Besides, Maj Gen Ali is from exactly the right ethnic and religious extraction to tackle the greatest threat of our times. He is ethnically Somali. And Muslim. Kenyans are often too shy to talk about these things. But they obviously matter. In a country where people obsess about identity possibly more than any other place in Africa, the ethnic extraction of the next Inspector General is an important issue. A Kikuyu appointment, no matter how glittering the CV, will be disastrous for reasons that don’t need too much expounding on.

Maj Gen Ali doesn’t face that problem. Amid the Shabaab’s vicious propaganda war in which it casts itself as champion and protector of Muslims against a phantom Christian enemy, appointing a Muslim on merit to such high office would be a masterstroke.

It has been done before in India. The country suffers terrible sectarian tensions between the majority Hindus and the sizeable Muslim minority, who are portrayed by Hindu nationalists as traitors working for Pakistan. In November 2012, the country’s leaders did the unthinkable. They appointed a Muslim, Syed Asif Ibrahim, as the director of India’s Intelligence Bureau, the domestic intelligence service.

The appointment made news around the world. Thomas Friedman of the New York Times called it a “big, big deal” and said it was as unlikely as Egypt appointing a Coptic Christian to be army chief of staff. Al Shabaab claim they are waging a religious war, purporting to kill only non-Muslims in Kenya yet in Somalia, every single day, they mow down innocent Muslims. Their propaganda will be slowed down by this appointment.

BRIGHT GUY

Besides, Maj Gen Ali is a bright guy. I have met him only once, for a long interview. It says much about the image of the Kenyan police force that throughout the session, I kept marvelling at how strange it was to meet such an intelligent cop.

One of the things that stood out is that Maj-Gen Ali understands that battling insecurity requires what specialists in the field call a “whole of society” approach. Not just guns. It needs deep reflection and introspection as to the root causes of crime.
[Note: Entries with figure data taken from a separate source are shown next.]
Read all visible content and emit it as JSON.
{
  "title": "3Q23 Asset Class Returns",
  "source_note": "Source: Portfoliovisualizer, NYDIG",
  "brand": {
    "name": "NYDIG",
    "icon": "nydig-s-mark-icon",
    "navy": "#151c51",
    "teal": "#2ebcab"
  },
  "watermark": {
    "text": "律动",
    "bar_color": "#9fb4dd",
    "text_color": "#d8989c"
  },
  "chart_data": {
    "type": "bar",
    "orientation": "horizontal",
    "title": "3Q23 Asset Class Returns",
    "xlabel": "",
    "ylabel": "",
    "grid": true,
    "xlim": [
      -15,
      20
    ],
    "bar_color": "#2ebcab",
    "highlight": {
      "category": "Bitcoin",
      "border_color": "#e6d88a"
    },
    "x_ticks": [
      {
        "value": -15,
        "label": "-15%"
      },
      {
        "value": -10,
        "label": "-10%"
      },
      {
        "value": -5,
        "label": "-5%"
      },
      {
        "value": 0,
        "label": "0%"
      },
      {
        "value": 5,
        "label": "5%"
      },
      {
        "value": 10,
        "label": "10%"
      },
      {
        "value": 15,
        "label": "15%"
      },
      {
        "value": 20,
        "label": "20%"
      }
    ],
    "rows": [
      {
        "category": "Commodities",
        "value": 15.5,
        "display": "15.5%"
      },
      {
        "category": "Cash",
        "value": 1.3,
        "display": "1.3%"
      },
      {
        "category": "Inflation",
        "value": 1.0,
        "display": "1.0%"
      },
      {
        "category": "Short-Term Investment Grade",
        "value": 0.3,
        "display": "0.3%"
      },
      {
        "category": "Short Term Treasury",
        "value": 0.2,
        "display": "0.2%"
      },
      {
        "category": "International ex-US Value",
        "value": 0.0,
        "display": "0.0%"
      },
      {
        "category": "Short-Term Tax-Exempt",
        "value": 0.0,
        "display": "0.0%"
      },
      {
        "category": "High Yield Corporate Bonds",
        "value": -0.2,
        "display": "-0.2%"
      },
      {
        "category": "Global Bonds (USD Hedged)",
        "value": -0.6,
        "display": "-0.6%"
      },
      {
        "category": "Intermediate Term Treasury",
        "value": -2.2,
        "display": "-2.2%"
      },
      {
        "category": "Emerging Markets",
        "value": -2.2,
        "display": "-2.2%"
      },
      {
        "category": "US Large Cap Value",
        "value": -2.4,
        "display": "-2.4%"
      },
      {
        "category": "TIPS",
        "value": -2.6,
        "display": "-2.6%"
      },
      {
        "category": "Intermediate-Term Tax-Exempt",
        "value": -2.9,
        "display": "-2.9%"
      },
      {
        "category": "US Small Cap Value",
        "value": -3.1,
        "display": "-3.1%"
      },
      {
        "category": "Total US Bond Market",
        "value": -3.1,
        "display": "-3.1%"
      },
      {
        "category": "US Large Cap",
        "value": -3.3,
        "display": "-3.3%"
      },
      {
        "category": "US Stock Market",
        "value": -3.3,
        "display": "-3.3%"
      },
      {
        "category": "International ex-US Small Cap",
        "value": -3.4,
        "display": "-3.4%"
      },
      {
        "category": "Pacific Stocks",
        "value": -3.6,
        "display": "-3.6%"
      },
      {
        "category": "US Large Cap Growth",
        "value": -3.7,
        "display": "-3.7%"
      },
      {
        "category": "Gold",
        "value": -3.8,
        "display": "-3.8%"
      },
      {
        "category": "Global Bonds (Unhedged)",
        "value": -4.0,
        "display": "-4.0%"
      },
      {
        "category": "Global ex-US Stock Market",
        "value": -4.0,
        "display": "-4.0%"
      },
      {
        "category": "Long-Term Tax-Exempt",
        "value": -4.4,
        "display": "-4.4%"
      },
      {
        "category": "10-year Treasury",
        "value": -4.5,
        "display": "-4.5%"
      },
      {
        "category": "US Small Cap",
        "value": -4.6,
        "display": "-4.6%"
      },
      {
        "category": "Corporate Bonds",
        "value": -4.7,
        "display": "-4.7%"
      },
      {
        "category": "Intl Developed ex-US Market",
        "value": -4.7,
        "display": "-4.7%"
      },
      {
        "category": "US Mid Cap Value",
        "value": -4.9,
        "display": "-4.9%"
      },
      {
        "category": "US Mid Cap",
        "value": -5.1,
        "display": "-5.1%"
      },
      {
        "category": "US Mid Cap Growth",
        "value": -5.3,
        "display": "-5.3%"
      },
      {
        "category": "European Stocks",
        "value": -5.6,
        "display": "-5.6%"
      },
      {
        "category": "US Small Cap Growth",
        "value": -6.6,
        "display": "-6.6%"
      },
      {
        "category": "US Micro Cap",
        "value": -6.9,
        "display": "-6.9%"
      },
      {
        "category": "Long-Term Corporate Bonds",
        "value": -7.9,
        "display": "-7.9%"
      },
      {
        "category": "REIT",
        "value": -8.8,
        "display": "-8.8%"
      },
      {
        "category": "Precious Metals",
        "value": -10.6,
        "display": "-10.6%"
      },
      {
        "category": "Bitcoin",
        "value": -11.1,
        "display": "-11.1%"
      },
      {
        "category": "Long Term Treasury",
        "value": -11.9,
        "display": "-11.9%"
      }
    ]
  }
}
Why, he posed during the interview, does Kenya have more crimes per capita than neighbouring countries with the same demographics such as Uganda?

Those are problems policy makers must interrogate. In his own small perch at the police force, Maj-Gen Ali did his best to show that guns alone were not the answer. He launched a major construction effort to improve police housing. He gave officers more confidence than they had had for a long time. If a minister wanted their son freed, he demanded that they speak to the Officer Commanding Station, and not ask him to order officers around. He was his own man. Name another police chief who could stand up to a strong-willed minister like John Michuki and still retain the president’s backing.

The challenges Kenya faces are massive and require deep thinkers who can offer effective leadership to tackle them. Maj-Gen Joseph Nkaissery’s appointment is a good first step. Maj-Gen Hussein Ali’s nomination will be another important one. Kenya must call upon its best and brightest in this perilous hour. Who better?